I’ve been thinking lately about real cause for this. flipkart have huge number of servers for their disposal. Is current architecture ready to scale the servers on Demand? What’s the typical server spin up time? Or were flipkart gone out of servers back then? I also saw that flipkartr order queue was processing orders till next day. Were flipkart consumers daemon not enough in numbers ?

What’s the average server utilization? What become bottleneck during this massive traffic?

Let us understand flipkartr architecture. My knowledge is short and are from tech talks that flipkart guys gave. (unfortunately, all in Bengalore). So, please pardon my ignorance if i misunderstand anything.

Web Frontend

flipkart have frontend built with php that talks to fk-w3-agent that allows async logging & connection pooling. Basically flipkart has answered all php shortcomings using it. Flipkart relies heavily on logs. On big-billion day amount of logs and other data generated must be huge. So, more I/O operation. But i assume flipkart has SSD disks( 30/40 times faster than hdd) with huge disk spaces to mitigate it, with additional logging servers for big day. However, could it be fk-w3-agents consumer processes were spending more time in I/O? Being a java daemon and java procceses JVM memory usage must have soared high. So, more servers might have been required.

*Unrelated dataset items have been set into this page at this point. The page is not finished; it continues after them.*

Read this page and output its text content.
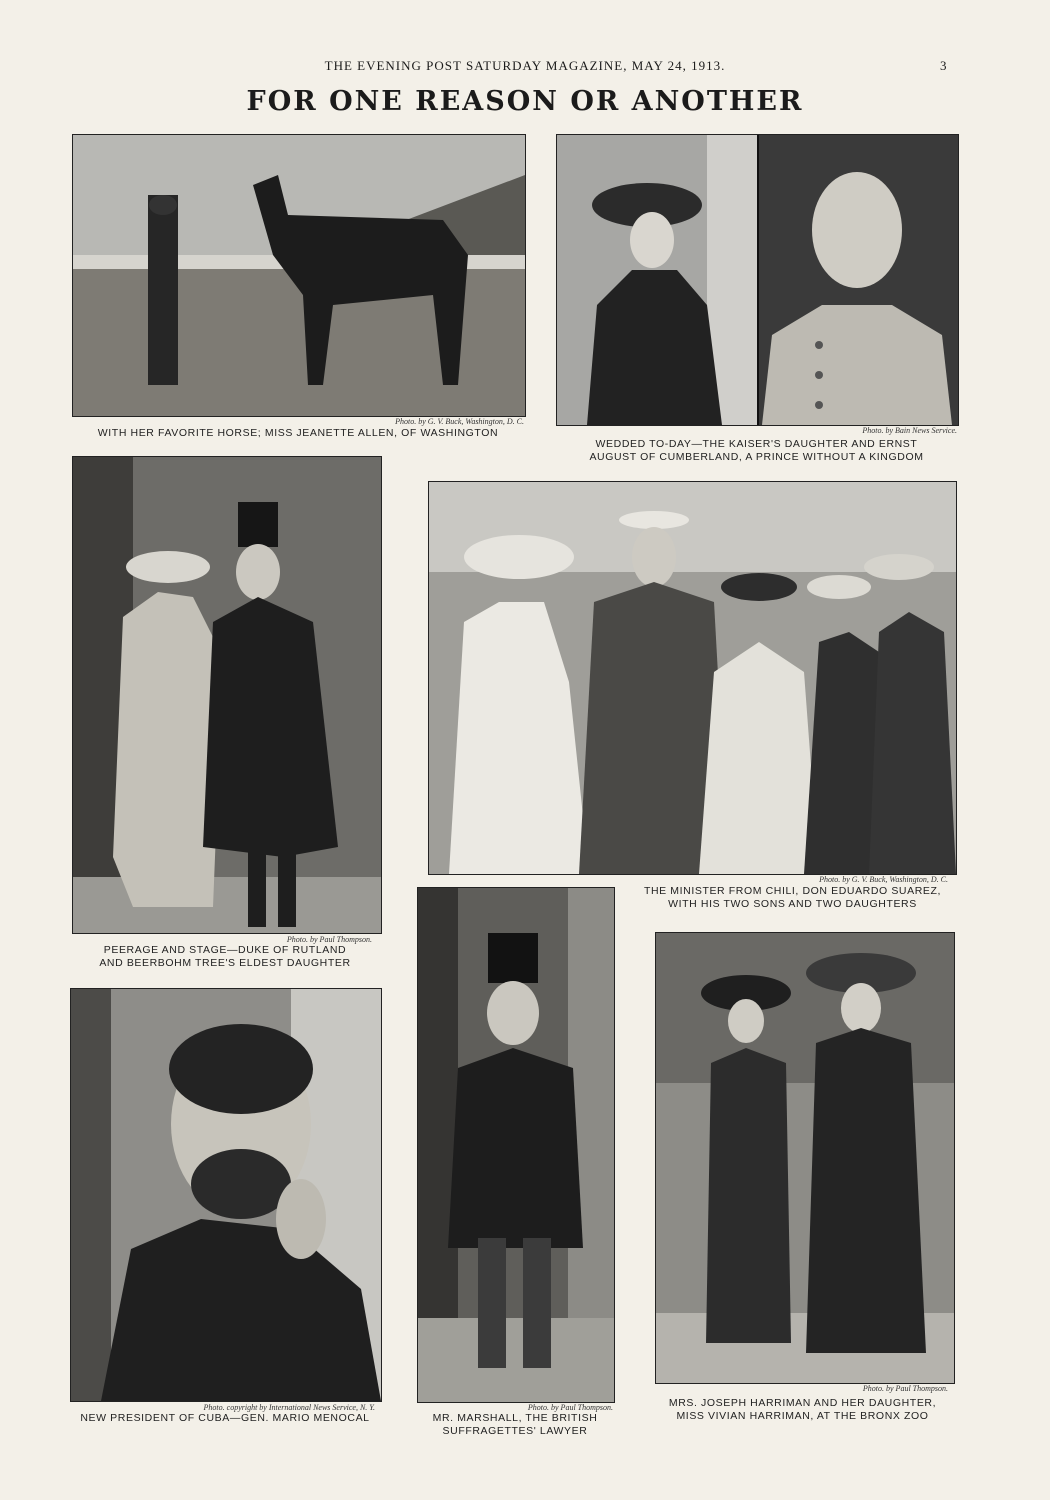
THE EVENING POST SATURDAY MAGAZINE, MAY 24, 1913.	3
FOR ONE REASON OR ANOTHER
Photo. by G. V. Buck, Washington, D. C.
WITH HER FAVORITE HORSE; MISS JEANETTE ALLEN, OF WASHINGTON	Photo. by Bain News Service.
WEDDED TO-DAY—THE KAISER'S DAUGHTER AND ERNST
AUGUST OF CUMBERLAND, A PRINCE WITHOUT A KINGDOM
Photo. by Paul Thompson.
PEERAGE AND STAGE—DUKE OF RUTLAND
AND BEERBOHM TREE'S ELDEST DAUGHTER
Photo. by G. V. Buck, Washington, D. C.
THE MINISTER FROM CHILI, DON EDUARDO SUAREZ,
WITH HIS TWO SONS AND TWO DAUGHTERS
Photo. copyright by International News Service, N. Y.
NEW PRESIDENT OF CUBA—GEN. MARIO MENOCAL
Photo. by Paul Thompson.
MR. MARSHALL, THE BRITISH
SUFFRAGETTES' LAWYER
Photo. by Paul Thompson.
MRS. JOSEPH HARRIMAN AND HER DAUGHTER,
MISS VIVIAN HARRIMAN, AT THE BRONX ZOO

Spinning up On-Demand Instances

flipkart uses hostdb with puppet for configuration management. For CI/CD they have jenkins pipeline setup that output production ready debian packages and store them in flipkart private local package repository. All flipkart codes are packaged in debian. Spinning up new servers mean downloading and installing these packages which isn’t that much fast enough. But i am sure flipkart had image of production servers ready with all packages pre-installed. So, spinning up new servers would have taken comparatively lesser time as all that is left is booting up server and pulling latest configurations.

Database

Also, since number of writes were more during big billion day, flipkart might have also scale out MYSql servers with more masters to allow more write operation, besides scaling out read replicas as well.

Cache & loadbalancer

I don’t think Loadbalancers could be a bottleneck as flipkart had additional loadbalancers ready to work in hot-standby mode. However, adding new spinned up back-end servers in loadbalancer configuration could require HAProxy( tcp layer loadbalancer) restart . HAProxy restart time is very negligible and again i assume this cannot be the reason.

Caching layer

I doubt Varnish or memcache layer which could be the cause as data was refreshing continuously at rapid rate. Caching layers might be adding additional queries and time. come to think of it, I found that though some products gone out of stock, site was showing “out-of-stock” label. On clicking other products with no label, as well users were seeing “out-of-stock” statuses. So, this label update on “homepage” was not in sync with product availability. Varnish/memcache metrics perhaps may provide more input on this.

I totally understand flipkart are nowadays very busy and i totally value flipkartr time. But i can’t help myself asking them these questions. So, i wrote a mail to flipkart few engineers. Only one of them replied asking me to wait for their blog post. After two months, with no blog update on their tech-blog, i asked the same person again and this time he ended the mail saying “Sorry”.